As I’ll explain, thought records are valuable in and of themselves, but they can also provide deeper insight into the core beliefs that lie at the heart of depression.
The elements of a thought record are:
i) a description of the situation you were in when the bad emotional turn occurred
ii) the resulting mood and its intensity
iii) the thoughts and perceptions going on just when the mood episode took hold, i.e., what was going through your mind in an automatic way just then
iv) an account of any cognitive distortions in the chain of thought that led to the mood.
Here are two examples from recent days.
Situation: I was having lunch with Anita at a sushi restaurant, sipping miso soup. I glanced at the calendar on my phone. Resulting mood: fear (50% intensity) and sadness (20% intensity). Automatic thoughts: “I have nothing planned for Monday. To avoid my symptoms taking hold, I need to keep busy and stay distracted. In the past, empty days have been bad. Monday will be a bad day”. Cognitive distortions: “fortune telling”, i.e., making unjustified predictions about the future; “negative filter”, i.e., overemphasizing the dark side of a situation; “thinking with feelings”, here, letting my fears and sadness drive my beliefs about Monday.
Situation: I was talking with my sister-in-law at her house around noon on a Sunday. I’d had a bad sleep the night before and was simply telling her about that. Resulting mood: fear (50% intensity), sadness (70% intensity), hopelessness (30% intensity). Automatic thoughts: “I remember being better before. I may never get back there. In fact, I may continue to get worse. I couldn’t stand that. Other people don’t have to deal with these symptoms.
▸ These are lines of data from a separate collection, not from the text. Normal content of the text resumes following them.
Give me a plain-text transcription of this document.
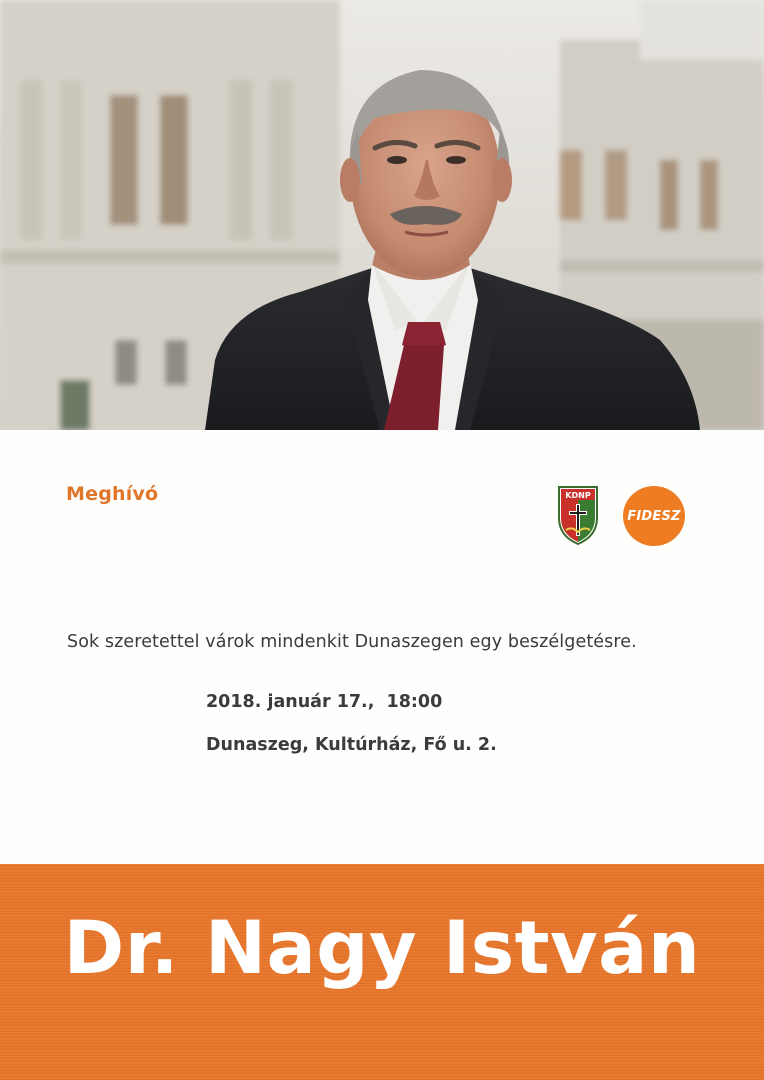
Meghívó	KDNP
FIDESZ
Sok szeretettel várok mindenkit Dunaszegen egy beszélgetésre.
2018. január 17.,  18:00
Dunaszeg, Kultúrház, Fő u. 2.
Dr. Nagy István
Why can’t someone fix me?”. Cognitive distortions: again, all of “fortune telling”, “negative filter” and “thinking with feelings”, along with “all or nothing” thinking and “blaming others”.
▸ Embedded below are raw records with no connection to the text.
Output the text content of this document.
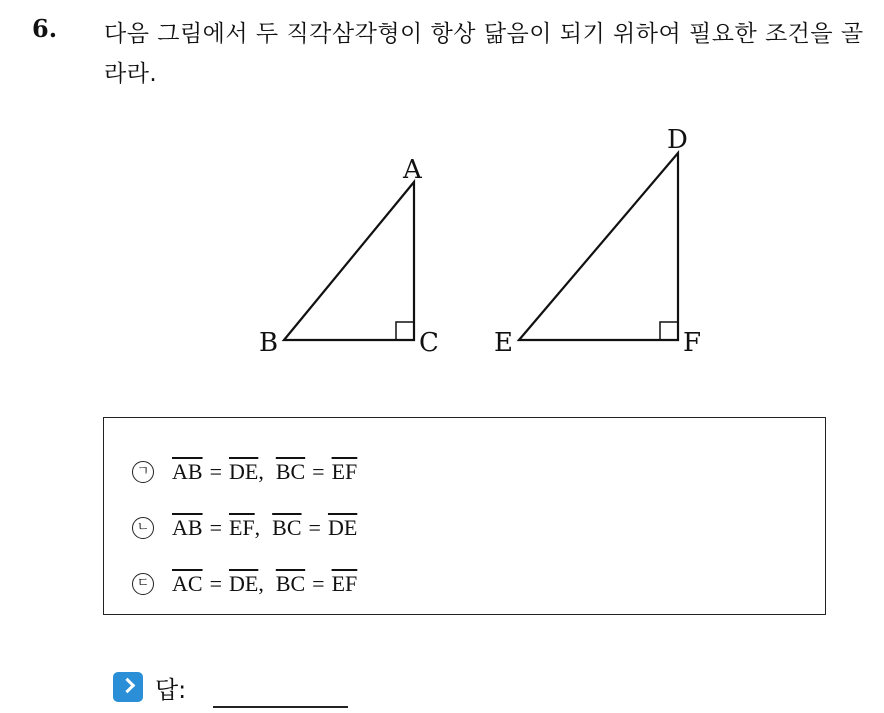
6. 다음 그림에서 두 직각삼각형이 항상 닮음이 되기 위하여 필요한 조건을 골라라.
A
B	C
D
E	F
ㄱ $\overline{AB} = \overline{DE}$ , $\overline{BC} = \overline{EF}$
ㄴ $\overline{AB} = \overline{EF}$ , $\overline{BC} = \overline{DE}$
ㄷ $\overline{AC} = \overline{DE}$ , $\overline{BC} = \overline{EF}$
답:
As I say, keeping thought records can be helpful when trying to find and combat what CBT calls core beliefs which underlie mental illness. Depression, e.g., tends to go along with core beliefs of helplessness and worthlessness. What do the pattern of my automatic thoughts and my recurrent cognitive distortions mean about my self-view, my view of the world, and of those around me? Looking at just the two examples above, I can detect the core beliefs that I am broken, that I can’t withstand my symptoms, and that other people aren’t like that. Put otherwise, that I am weak, vulnerable, defective, crazy.
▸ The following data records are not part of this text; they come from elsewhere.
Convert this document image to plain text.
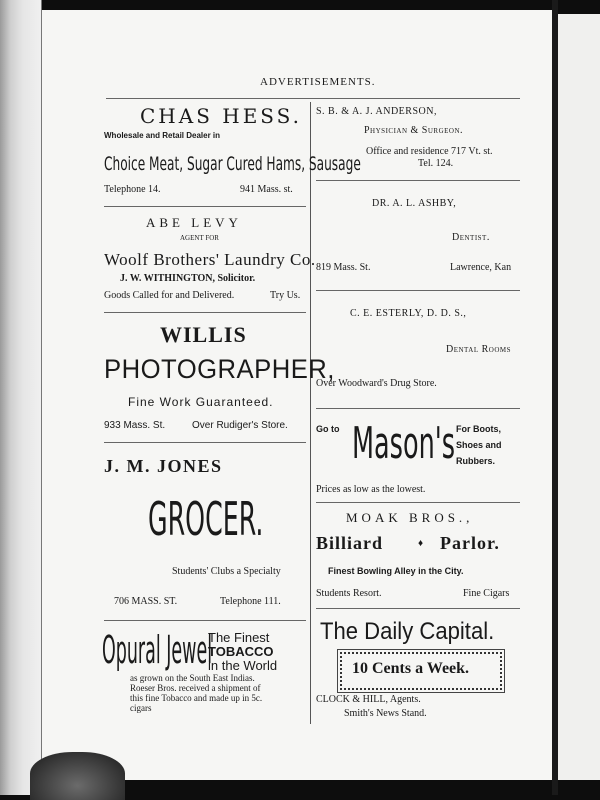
ADVERTISEMENTS.
CHAS HESS.
Wholesale and Retail Dealer in
Choice Meat, Sugar Cured Hams, Sausage
Telephone 14.	941 Mass. st.
ABE LEVY
AGENT FOR
Woolf Brothers' Laundry Co.
J. W. WITHINGTON, Solicitor.
Goods Called for and Delivered.	Try Us.
WILLIS
PHOTOGRAPHER,
Fine Work Guaranteed.
933 Mass. St.	Over Rudiger's Store.
J. M. JONES
GROCER.
Students' Clubs a Specialty
706 MASS. ST.	Telephone 111.
Opural Jewel
The Finest
TOBACCO
in the World
as grown on the South East Indias.
Roeser Bros. received a shipment of
this fine Tobacco and made up in 5c.
cigars
S. B. & A. J. ANDERSON,
Physician & Surgeon.
Office and residence 717 Vt. st.
Tel. 124.
DR. A. L. ASHBY,
Dentist.
819 Mass. St.	Lawrence, Kan
C. E. ESTERLY, D. D. S.,
Dental Rooms
Over Woodward's Drug Store.
Go to Mason's For Boots,
Shoes and
Rubbers.
Prices as low as the lowest.
MOAK BROS.,
Billiard	♦ Parlor.
Finest Bowling Alley in the City.
Students Resort.	Fine Cigars
The Daily Capital.
10 Cents a Week.
CLOCK & HILL, Agents.
Smith's News Stand.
Overturning such core beliefs is even harder than overcoming the recurring cognitive distortions. For one thing, the beliefs aren’t obviously mistaken. Consider mine. There simply are things I can’t do anymore because of my worsening bipolar disorder; the symptoms do feel terrible and frequently overwhelm me; and, though we all suffer, most people don’t experience anhedonia, near agoraphobia and suicidal-level despondency. It won’t do to just deny these things. The therapeutic dialectical strategy, instead, is to grant the partial truths behind the depressive core beliefs, but to challenge them by looking for a more balanced view. Thus, though some things are harder for me now, there are many challenging tasks that I can definitely still do (e.g., I can blog about psychotherapy.) And in the past I’ve recovered abilities which I lost temporarily, and that may well happen again. Or again, though the symptoms are awful, I have made it through them before, I have tools and people to help me, and even these last six months I’ve had good days. Finally, the more balanced view is that many people have mental illnesses, so that I’m far from alone.